I have always believed that sugar is a major contributing factor to this epidemic.
I think that eating and drinking less sugar is a great start.

Here is what I use:
However as you stated exercise is an important component.

I will watch for further posts on this.

K_Chie said...

Well that's just the thing. You think it's logical to ask people to consider the difficulty in examining an obese patient with hands and stethoscope, of interpreting their imaging studies (or even getting them done in the first place), of pursuing interventions or of dosing medications.

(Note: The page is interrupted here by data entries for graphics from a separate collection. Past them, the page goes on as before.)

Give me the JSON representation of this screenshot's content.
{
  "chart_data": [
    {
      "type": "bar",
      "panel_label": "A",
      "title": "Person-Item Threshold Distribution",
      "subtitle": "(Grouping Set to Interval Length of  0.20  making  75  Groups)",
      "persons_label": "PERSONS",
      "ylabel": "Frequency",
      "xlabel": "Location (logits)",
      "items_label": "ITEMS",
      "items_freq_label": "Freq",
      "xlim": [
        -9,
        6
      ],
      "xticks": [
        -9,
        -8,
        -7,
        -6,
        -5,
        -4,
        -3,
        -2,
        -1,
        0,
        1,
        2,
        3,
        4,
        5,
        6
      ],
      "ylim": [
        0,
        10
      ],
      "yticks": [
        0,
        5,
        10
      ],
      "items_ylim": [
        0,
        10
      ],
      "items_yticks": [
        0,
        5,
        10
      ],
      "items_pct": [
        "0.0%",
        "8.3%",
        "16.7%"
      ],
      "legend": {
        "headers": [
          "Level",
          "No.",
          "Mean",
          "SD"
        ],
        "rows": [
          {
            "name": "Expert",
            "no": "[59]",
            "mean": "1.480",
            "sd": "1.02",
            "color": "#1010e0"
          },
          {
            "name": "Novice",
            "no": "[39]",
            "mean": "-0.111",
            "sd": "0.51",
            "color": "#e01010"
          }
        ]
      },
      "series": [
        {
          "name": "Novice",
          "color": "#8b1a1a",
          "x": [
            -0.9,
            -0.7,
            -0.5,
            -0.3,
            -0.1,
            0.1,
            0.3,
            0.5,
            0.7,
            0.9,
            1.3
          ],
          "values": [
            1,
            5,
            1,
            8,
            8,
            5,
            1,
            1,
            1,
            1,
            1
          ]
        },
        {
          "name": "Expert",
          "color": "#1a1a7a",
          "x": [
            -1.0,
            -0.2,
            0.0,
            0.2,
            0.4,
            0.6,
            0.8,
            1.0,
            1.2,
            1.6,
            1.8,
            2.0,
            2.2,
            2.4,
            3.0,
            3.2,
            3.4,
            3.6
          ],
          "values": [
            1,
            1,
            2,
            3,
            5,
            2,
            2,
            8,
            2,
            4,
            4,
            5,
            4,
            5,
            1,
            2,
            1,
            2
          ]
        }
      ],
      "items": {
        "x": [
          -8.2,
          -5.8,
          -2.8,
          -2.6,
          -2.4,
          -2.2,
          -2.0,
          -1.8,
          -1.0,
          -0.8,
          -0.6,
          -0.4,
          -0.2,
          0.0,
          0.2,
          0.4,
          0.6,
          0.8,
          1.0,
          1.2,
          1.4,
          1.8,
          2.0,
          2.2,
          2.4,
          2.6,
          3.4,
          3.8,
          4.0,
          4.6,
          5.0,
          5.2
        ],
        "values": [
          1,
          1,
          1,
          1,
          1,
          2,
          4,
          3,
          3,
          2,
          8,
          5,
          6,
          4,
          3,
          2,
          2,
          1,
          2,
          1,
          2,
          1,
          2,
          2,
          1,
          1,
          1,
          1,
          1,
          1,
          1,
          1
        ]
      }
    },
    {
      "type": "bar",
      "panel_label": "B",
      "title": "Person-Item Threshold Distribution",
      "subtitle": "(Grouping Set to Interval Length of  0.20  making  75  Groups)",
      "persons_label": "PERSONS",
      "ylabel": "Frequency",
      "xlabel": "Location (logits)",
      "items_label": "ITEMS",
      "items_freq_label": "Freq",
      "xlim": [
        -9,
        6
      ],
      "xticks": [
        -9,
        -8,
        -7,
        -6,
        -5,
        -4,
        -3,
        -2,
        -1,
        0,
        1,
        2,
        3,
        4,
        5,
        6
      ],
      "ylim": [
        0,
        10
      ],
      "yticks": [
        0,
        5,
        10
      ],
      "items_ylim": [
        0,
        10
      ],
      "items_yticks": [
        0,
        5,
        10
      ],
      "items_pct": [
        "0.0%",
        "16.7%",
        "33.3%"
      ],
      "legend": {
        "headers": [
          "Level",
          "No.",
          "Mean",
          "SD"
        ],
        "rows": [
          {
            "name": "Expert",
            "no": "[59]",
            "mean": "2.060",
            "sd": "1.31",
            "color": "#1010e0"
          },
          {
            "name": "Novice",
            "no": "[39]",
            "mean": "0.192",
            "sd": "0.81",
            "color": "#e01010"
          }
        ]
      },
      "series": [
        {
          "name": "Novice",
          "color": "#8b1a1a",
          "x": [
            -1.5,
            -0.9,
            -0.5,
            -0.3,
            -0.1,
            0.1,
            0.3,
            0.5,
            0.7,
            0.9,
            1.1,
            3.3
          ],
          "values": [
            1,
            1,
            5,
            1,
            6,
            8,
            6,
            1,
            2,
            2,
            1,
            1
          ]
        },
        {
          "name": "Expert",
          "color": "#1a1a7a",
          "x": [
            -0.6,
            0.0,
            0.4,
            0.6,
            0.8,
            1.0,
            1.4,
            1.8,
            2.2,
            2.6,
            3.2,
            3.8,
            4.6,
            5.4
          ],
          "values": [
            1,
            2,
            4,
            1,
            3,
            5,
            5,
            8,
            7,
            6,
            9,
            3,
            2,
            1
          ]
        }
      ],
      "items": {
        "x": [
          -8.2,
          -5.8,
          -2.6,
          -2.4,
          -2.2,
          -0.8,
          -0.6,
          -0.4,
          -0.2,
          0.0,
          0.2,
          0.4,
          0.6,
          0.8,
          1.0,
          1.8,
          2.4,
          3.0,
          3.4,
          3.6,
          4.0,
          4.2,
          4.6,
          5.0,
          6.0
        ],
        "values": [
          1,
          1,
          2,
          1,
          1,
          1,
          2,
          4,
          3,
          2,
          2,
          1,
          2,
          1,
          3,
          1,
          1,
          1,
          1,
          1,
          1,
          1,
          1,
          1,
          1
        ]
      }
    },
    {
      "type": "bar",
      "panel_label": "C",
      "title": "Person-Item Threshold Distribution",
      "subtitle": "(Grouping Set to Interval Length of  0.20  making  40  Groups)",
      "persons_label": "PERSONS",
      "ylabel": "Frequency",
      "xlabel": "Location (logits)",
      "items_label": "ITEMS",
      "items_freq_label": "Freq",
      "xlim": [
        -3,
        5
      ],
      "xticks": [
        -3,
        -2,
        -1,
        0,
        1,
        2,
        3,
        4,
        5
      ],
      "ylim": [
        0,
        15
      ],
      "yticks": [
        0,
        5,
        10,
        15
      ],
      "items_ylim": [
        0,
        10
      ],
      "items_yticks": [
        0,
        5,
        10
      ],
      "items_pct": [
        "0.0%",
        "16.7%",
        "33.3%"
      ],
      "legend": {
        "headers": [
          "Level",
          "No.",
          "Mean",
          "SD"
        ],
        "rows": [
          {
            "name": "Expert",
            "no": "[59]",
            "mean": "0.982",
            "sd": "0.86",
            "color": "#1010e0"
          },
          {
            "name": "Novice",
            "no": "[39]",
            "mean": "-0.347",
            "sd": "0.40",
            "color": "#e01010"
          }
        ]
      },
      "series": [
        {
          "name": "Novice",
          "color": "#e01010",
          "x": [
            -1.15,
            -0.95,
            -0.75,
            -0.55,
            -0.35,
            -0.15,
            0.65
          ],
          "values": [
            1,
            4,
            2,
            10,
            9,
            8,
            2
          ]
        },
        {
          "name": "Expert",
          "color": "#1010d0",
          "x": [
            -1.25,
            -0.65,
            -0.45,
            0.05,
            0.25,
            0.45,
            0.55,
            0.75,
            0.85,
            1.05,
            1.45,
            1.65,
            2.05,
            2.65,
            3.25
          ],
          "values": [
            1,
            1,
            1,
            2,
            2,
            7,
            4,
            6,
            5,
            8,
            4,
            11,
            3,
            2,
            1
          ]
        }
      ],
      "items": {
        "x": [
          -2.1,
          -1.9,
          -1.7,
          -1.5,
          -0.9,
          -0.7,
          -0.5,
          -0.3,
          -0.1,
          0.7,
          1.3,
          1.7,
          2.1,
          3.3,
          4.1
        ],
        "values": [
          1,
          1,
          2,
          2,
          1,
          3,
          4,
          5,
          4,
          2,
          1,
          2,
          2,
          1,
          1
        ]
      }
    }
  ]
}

I can tell you from discussion with non-medically trained obese-and-happy-deal-with-it people that the response is "well, you need to learn better diagnostic and surgical skills and build better machines". The topic at hand was medical mistakes in obese patients and how their obesity is usually central to the medical error. "don't care, its 2011 (well it was) and doctors need to know how to take care of us better" was the response.

Skeptical Scalpel said...

K_Chie-Thanks for the comment. I really don't know how to respond to "doctors need to know how to take care of us better." There are physical limits to what we can do when people are very obese. It's not a knowledge issue. I can't make veins for IV access appear out of nowhere in a chubby arm. CT scanner tables are now able to handle the weight of a 400 pounder but the images still may be degraded by the fat. I could go on.

Anonymous said...

I love it when patients with a BMI of >40 comes in complaining of back pain due to their lumbar degenerative disc disease as if calling it a "disease" excuses them from any responsibility for their back problems.

Skeptical Scalpel said...

Anonymous, thanks for the comment. That goes for knee and hip replacements too.